What happens in the North Pole will not stop at the North Pole, but will affect the climate of the entire planet. What happened in October of this year was that the Arctic Ocean was too hot to regain the ice cover at the usual rate.
Therefore, as shown in the picture above, the Arctic ice cap has never been smaller at this time of year. Since the data are available, the amount of ice in 2012 (dotted line) is the least, so ice and snow will re-form as usual with the arrival of autumn.
On the other hand, this year (blue line) due to high temperature records in Siberia and other parts of the Arctic, the water is too hot to form ice at the usual rate (gray, (showing the usual average value since 1981).
The season also broke records, with melting rates higher than in 2012 from March to June and certain days in July.
You can refer to interactive graphics and sea ice surface The shell of the National Ice and Snow National Data Center.

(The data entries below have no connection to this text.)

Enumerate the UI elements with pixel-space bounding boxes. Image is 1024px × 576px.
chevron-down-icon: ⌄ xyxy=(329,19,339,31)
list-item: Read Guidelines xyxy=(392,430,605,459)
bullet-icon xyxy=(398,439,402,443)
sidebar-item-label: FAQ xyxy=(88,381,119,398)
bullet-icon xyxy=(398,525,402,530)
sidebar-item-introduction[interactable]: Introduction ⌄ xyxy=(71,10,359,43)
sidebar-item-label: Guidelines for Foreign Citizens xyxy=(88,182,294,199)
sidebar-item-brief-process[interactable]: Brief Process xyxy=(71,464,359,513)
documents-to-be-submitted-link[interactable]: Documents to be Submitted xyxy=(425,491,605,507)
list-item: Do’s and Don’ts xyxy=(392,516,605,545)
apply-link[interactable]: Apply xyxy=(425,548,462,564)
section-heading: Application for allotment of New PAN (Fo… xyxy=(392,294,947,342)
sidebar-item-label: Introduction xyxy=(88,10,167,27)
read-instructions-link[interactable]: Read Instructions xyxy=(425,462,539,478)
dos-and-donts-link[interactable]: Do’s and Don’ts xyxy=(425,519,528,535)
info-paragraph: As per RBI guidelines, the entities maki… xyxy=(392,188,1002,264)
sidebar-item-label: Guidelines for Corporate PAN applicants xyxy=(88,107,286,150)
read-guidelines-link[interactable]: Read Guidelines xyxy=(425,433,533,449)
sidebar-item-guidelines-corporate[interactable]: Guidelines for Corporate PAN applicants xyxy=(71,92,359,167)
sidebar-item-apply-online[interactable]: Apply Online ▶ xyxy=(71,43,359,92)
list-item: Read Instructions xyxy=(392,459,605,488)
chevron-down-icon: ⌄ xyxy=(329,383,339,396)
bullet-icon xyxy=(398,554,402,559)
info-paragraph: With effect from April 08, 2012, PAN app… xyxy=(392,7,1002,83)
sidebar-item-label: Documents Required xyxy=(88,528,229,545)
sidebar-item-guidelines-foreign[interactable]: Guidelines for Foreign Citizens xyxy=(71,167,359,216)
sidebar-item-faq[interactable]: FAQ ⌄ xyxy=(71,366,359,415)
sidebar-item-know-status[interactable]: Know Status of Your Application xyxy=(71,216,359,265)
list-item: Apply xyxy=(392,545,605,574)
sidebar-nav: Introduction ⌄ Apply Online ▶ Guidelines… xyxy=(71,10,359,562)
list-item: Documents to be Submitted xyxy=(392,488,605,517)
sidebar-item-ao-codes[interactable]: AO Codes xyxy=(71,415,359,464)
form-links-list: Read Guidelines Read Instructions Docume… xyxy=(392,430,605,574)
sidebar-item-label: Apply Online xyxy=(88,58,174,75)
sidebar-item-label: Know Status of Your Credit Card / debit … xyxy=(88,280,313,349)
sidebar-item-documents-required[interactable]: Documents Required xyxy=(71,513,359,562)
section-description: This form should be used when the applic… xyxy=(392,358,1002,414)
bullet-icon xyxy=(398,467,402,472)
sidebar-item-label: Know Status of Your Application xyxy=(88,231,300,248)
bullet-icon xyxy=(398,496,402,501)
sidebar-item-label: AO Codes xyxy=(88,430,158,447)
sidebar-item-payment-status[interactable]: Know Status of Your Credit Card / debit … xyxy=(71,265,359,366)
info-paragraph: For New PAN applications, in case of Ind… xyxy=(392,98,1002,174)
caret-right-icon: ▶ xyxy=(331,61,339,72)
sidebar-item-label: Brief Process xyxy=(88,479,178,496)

In addition, the temperature in the entire Arctic region is still high this month, making the thickness of the remaining ice sheet much smaller than usual, as shown in the chart by Dr. Zachary E. Labe, a researcher at the University of Colorado.
This abnormal phenomenon “the most serious sea ice formation in satellite observations” is due to the fact that Siberia has been at a high temperature since the beginning of this year, and the heat wave has broken records.
He expects ice to form again, although he still remembers that in addition to climate change, the inter-annual changes are large, and the amount of ice in Siberia may exceed the average level of next year. This phenomenon is consistent with the observation of the impact of global warming on the Arctic. . .
Samantha Burgess, deputy director of the European Network’s Copernicus Climate Change Service, explained that the abnormally high temperatures in the Siberian Arctic make the sea surface temperature higher than average, which makes melting ice more difficult. He believes that it is too early to assess the impact of the season on the world, but he warned that “it may have less impact on the marine food web, and its available nutrients are less, and it is very important for ice-based products such as polar bears and walruses. The predominant species also have an impact. “
Belgian glaciologist Xavier Fettweis commented that this situation shows that the state of the Arctic cannot be measured solely from the frozen surface. “We must also take into account the hidden side of the iceberg-the heat in the open water.” This year it must have broken the record, but it is [un dato] Little known”. He believes that considering this factor, this season may be worse than the fate of 2012, and is worried that the situation will worsen next year, leaving a weak ice sheet that will melt faster by 2021.
He also pointed out that as evaporation increases, rainfall increases, although not necessarily in the Arctic.
What happens in the Arctic will not stay in the Arctic, but will affect the global climate
If scientists and experts insist on monitoring the huge changes that are taking place in the Arctic region, it is because the two poles have a fundamental role in regulating the climate balance of the entire planet.
The Arctic is experiencing the effects of climate change at twice the rate of the rest of the world. This is the so-called Arctic amplification. These changes will affect the climate of the entire planet. In addition, the melting of glaciers or permafrost has also accelerated. The frozen soil covers the peaks and grasslands of the two hemispheres and releases greenhouse gases such as methane.
The exact effect of melting is unclear, but there are some direct consequences:
- Telegraph poles are like refrigerators. When there is little ice, they absorb heat instead of reflecting it. As Professor Fettweis pointed out and we are observing this year, this also hinders ice formation.
- Sea-level rise. This is one of the most obvious effects of the melting of the cryosphere.
- The fragility of life in communities and ecosystems. This is the most direct and obvious effect. Over the years, the population of the area had to adapt to the shortage of ice. There are also animals, which have fewer resources for adaptation.
- More rainfall and more destructive storms. Some scientists believe that in addition to producing more evaporation and therefore more water that can be used for precipitation, the disturbance of the Arctic will also cause changes in jets, which will determine the climate of the northern hemisphere.
- Changes in ocean circulation. Melting can change ocean currents, and ocean currents are closely related to the global climate.
- More heat waves. Scientists believe that the imbalance between the ocean and the atmospheric air currents will intensify in winter and produce stronger heat waves in summer.
- Changes in salinity. The lack of ice will change the chemical balance of the ocean and may lead to reduced nutrients or excessive amounts of certain animals or algae.
The MOSAIC mission is the largest Arctic exploration activity ever. It has just returned from the area. One of its main goals is to collect data on the progress of climate change. In the fragile Arctic balance.